Yu Nishimura (b. 1982 in Kanagawa, Japan) lives and works in Kanagawa, Japan. Selected solo and two-persons exhibitions include: Dawid Radziszewski Gallery, Warsaw, Poland (2021); KING’S LEAP, New York (2021); KAYOKOYUKI, Tokyo, Japan (2020, 2017,2016); Galerie Crevecoeur, Paris, France (2020); Kanazawa 21st Century Museum, Kanazawa, Japan (2018); and Tokyo Opera City Art Gallery, Tokyo, Japan (2015). Selected group exhibitions include: Braunsfelder, Cologne, Germany (2022); Laurel Gitlen, New York (2022); Galerie Crèvecœur, La Porta, Corsica (2021); KAYOKOYUKI, Tokyo (2021, 2017, 2016); Tomio Koyama Gallery, Tokyo, Japan (2021); Galerie Crevecoeur, Paris, France (2021, 2020); Iwaki City Art Museum, Fukushima, Japan (2021); SHOP Taka Ishii Gallery, Hong Kong, China (2021); CADAN Yurakucho, Tokyo, Japan (2020); Ikaruga-an, Seikeitei, the Nezu Museum, Tokyo, Japn (2019); The Ueno Royal Museum, Tokyo, Japan (2019); Komagome SOKO, Tokyo, Japan (2019); Tokyo Arts and Space (TOKAS) Hongo, Tokyo, Japan (2019); Yokohama Civic Art Gallery Azamino, Kanagawa, Japan (2018); GALLERY VACANCY, China (2018); The Hiratsuka museum of art, Kanagawa, Japan (2018); Shibuya Hikarie, Tokyo, Japan (2018); Susaki Machikado Gallery, Kochi, Japan (2018, 2016); The National Art Center, Tokyo, Japan (2017); SHANE CAMPBELL GALLERY, Chicago (2017); Komagome SOKO, Tokyo, Japan (2017); Seiji Togo Memorial Sompo Japan Museum of Art, Tokyo, Japan (2016); and Akibatamabi 21, Tokyo, Japan (2016).

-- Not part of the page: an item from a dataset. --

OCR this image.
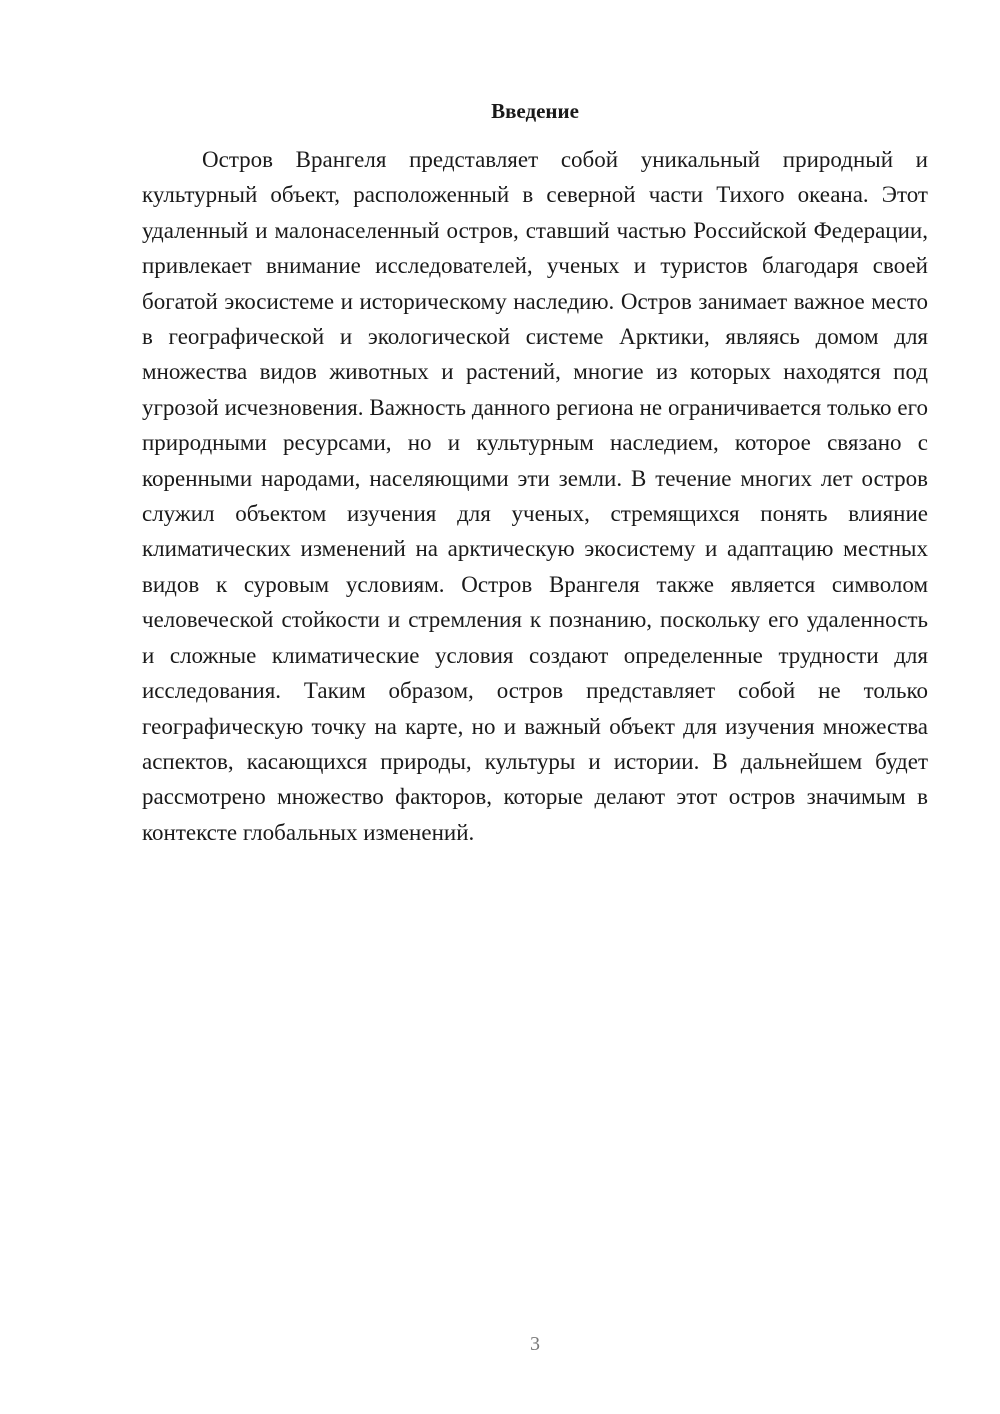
Введение

Остров Врангеля представляет собой уникальный природный и культурный объект, расположенный в северной части Тихого океана. Этот удаленный и малонаселенный остров, ставший частью Российской Федерации, привлекает внимание исследователей, ученых и туристов благодаря своей богатой экосистеме и историческому наследию. Остров занимает важное место в географической и экологической системе Арктики, являясь домом для множества видов животных и растений, многие из которых находятся под угрозой исчезновения. Важность данного региона не ограничивается только его природными ресурсами, но и культурным наследием, которое связано с коренными народами, населяющими эти земли. В течение многих лет остров служил объектом изучения для ученых, стремящихся понять влияние климатических изменений на арктическую экосистему и адаптацию местных видов к суровым условиям. Остров Врангеля также является символом человеческой стойкости и стремления к познанию, поскольку его удаленность и сложные климатические условия создают определенные трудности для исследования. Таким образом, остров представляет собой не только географическую точку на карте, но и важный объект для изучения множества аспектов, касающихся природы, культуры и истории. В дальнейшем будет рассмотрено множество факторов, которые делают этот остров значимым в контексте глобальных изменений.

3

Yu Nishimura’s work is part of the following public collections: Societa delle Api, X Museum, M Woods Museum, Kanazawa 21st Century Museum, Kiyosu City Haruhi Art Museum.

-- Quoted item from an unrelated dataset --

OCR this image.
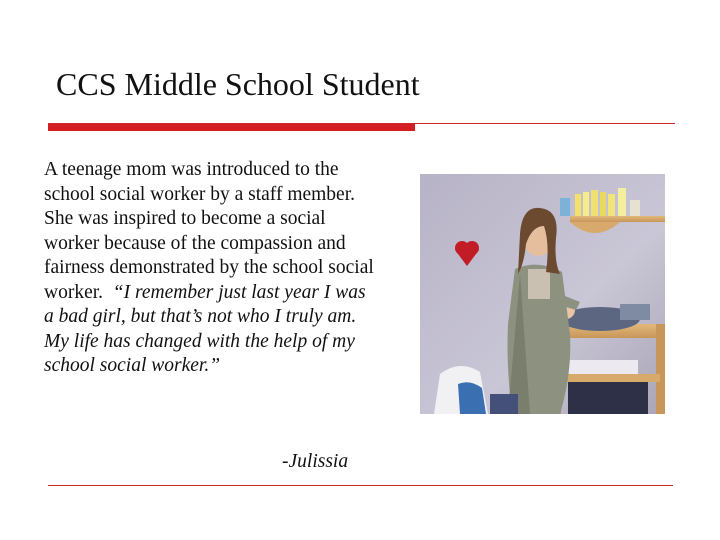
CCS Middle School Student

A teenage mom was introduced to the school social worker by a staff member. She was inspired to become a social worker because of the compassion and fairness demonstrated by the school social worker. “I remember just last year I was a bad girl, but that’s not who I truly am. My life has changed with the help of my school social worker.”

-Julissia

Maria Sulymenko (b. 1981 in Kyiv, Ukraine) lives and works in Fridingen an der Donau and Berlin, Germany. Selected solo exhibitions include: Voloshyn Gallery, Kyiv, Ukraine (2017); Galerie de Art, Ribeira Brava, Portugal (2015); and Art Center, Funchal, Portugal (2015). Selected group exhibitions include: Fredric Snitzer Gallery & Voloshyn Gallery, Miami, FL (2022); Voloshyn Gallery, Miami, FL (2022); NADA NY, NY (2022); NADA Miami, Miami, FL (2021); viennacontemporary, Vienna, Austria (2018); SCOPE Basel 2017, Clara-Huus, Basel, Switzerland (2017); Kunststiftung Sachsen-Anhalt, Halle, Berlin, Germany (2017); SCOPE Miami Beach 2016, Miami, FL (2016); K-Salon, Berlin, Germany (2015); and Museo Internazionale della Musica di Bologna, Bologna, Italy (2014). Maria Sulymenko received her MFA at Graduate School of Fine Arts, Offenbach, Germany.